Aunque ellos seguirán en el equipo luego de las elecciones del 26, cuando se disparen —dicen— cambios de nombres y de prospectos económicos (cambiarios). Según el resultado. Venía Milei antes del show con prevenciones y padeciendo el formidable tifón que volteó al candidato José Luis Espert —cuyas derivaciones aún permanecen en la superficie por el caso Fred Machado— y de penurias en la economía que Donald Trump no resuelve aún con anuncios inéditos para “el amigo americano”. No alcanzan sus promesas: en el sector financiero hay gente de poca fe, a ninguno se le ocurre la procesión a Luján.
Además, en el Congreso le va peor al gobierno, con una mayoría opositora que lo aporrea y destripa para dejarlo rengo, por lo menos. Por si fuera poco, una marejada de encuestas no favorece al oficialismo y a Milei le indigna que los medios se solacen con esos números de cumplimiento incierto.
Pero el acto resultó un singular viagra político para Javier Milei, rescatado parcialmente del hundimiento esa noche, y ahora espera buenas noticias de su correo Luis Caputo en Nueva York y Washington, adonde él mismo, la semana próxima, se abrazará como un bebé a su colega Trump, el mismo que ha decidido trasladar a Paraguay lo que fue la Operación Colombia contra el narcotráfico.

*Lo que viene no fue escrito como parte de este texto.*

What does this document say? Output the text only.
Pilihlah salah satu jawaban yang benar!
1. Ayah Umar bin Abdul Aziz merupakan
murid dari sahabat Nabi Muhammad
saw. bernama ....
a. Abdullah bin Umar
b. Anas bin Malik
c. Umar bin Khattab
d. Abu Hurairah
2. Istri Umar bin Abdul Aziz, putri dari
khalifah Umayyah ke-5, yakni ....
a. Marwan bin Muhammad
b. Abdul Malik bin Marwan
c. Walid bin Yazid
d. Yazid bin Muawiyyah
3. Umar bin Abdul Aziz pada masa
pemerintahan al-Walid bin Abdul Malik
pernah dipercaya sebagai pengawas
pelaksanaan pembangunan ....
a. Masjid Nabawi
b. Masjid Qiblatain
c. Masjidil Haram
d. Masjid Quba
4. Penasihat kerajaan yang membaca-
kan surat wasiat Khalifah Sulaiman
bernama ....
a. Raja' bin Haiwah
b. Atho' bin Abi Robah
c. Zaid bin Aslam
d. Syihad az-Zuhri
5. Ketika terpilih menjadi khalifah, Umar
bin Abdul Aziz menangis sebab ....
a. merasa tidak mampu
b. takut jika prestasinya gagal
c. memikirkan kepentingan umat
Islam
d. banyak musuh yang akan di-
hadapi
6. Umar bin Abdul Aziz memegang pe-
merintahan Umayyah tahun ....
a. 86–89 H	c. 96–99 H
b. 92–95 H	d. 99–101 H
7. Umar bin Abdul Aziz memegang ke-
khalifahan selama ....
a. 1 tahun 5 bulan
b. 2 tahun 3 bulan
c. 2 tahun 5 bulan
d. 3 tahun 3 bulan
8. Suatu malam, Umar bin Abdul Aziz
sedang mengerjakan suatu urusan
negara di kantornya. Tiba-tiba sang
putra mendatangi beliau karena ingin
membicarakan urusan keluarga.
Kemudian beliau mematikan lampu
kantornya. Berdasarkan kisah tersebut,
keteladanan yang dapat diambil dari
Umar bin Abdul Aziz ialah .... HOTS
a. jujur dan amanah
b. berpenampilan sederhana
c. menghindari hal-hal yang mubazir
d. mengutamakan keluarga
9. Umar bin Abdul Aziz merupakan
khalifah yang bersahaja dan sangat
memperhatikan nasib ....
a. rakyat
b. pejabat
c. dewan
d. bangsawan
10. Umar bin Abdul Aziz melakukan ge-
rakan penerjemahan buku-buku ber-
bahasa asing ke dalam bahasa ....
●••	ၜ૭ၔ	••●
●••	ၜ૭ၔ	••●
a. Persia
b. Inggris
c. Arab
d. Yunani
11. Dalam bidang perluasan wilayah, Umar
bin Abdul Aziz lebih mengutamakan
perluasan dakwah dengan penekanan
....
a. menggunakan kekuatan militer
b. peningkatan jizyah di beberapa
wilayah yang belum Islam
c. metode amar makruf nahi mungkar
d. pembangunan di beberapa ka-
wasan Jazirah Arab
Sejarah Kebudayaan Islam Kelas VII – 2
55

A la Argentina le corresponde un nuevo rol, seguramente en la región —y peligro consecuente— por esa vecindad para erradicar un negocio más que un vicio. Otro dato estratégico que valoriza la opinión de Trump sobre el presidente. En esa turbidez se aguarda la última declaración de un poderoso empresario de Rosario, un “arrepentido” que puede sacudir cabezas impolutas.
Es que la cuestión judicial, relegada por el momento, amenaza con otro rol mediático, postergando a la política: comienza el 6 de noviembre el juicio por las coimas denunciadas en los cuadernos. Y con la seguridad de que ese juicio estará en las redes y, sobre todo, será presencial: al menos, el primer día, con muchos personajes poderosos que creyeron —o alguien les hizo creer— en abrir la billetera para evitarse condenas; “arrepentidos” que darían la vida para que sus nietos no los vieran en esos bancos.
Aunque a los nietos, cuando gasten el legado del abuelo que tuvo domiciliaria con tobillera, ni les importará la procedencia del dinero. Aunque parezca mentira, el oro no siempre compra el bronce.
Todo comienza el 6 de noviembre: la asistencia forzada será para unos doscientos involucrados, y cantarán en la Sala AMIA con menos entusiasmo que Milei.